There's a movie I watch often during the season of Lent. It's called A Hidden Life by the director Terence Malick, and in the story he describes the life of an Austrian farmer who was conscripted into Hitler's army named Franz Jägerstey, and Jägerstier increasingly experiences the conflicts of trying to resist the pull into the army and eventually is arrested for refusing to serve. Before Jägerstier's arrest he is talking to a local artist in the church where he attends. Jägerstier is the only male left in the village because all of the eligible men have been pulled into Hitler's army, except for a few older men. One of these older men is an artist and he paints icons for the church, and we see a conversation between Franz and this local artist, and the artist laments. He says I paint a comfortable Christ, a Christ who's completely sovereign and removed from the pains of this world, or a Christ who is so gentle that he's beyond harmless, because people want a comfortable Christ.

Speaker 2:

But when we contemplate the cross, when we gather around this story on this Good Friday, what we find is not comfort, we find conflict, we find judgment, we find wrath. But it is not God's wrath poured out on us.

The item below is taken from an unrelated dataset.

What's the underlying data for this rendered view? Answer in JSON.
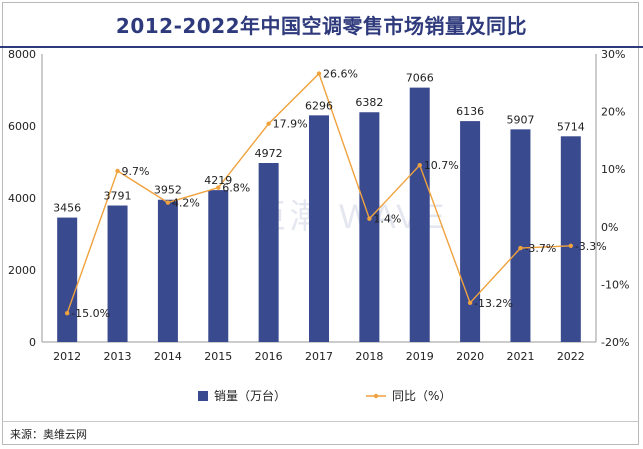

It is God taking that wrath upon himself Father, spirit and Son to disarm all that spoils, all that ruins, all that wastes, all that steals, kills and destroys. He has taken it all upon his shoulders, which means the shame that we walked in here with. He has taken, which means those things that we keep in the darkest recesses of our hearts. He has taken the cross reveals what humanity truly looks like and in the face of our worst, god gives His best and restores us to life with Him.

Speaker 2:

Dietrich Bonhoeffer says that God comes into the midst of evil and death to judge the evil in the world and in us. And while he judges us, he loves us, he purifies us, he saves us and he comes to us with gifts of grace and love. He makes us happy as only children know. He is and always will be now with us in our sin, in our suffering and at our death. We are no longer alone. God is with us and we are no longer homeless. A piece of the eternal home has been grafted into us, jesus, jesus, jesus, with the power of your Spirit that you commended into the hands of the Father on that first Good Friday, be present here, lord.

Speaker 2:

Would you proclaim the forgiveness that you offer to each one of us? God, would you help us to overcome the ways that we cynically try to distance ourselves from even needing forgiveness? God, if we're honest, there is much that is broken within us, god, but in that honesty, lord, we see you, we see your glory. Would you show us your glory here tonight, the power of what you've done in giving yourself for us? Would you undo the lies of shame, the lies of the deceiver? Lord, would you have your way in this place? Jesus, we pray these things in your name and the power of your gospel. We pray in the name of the Father and the Spirit and the Son. We pray Amen.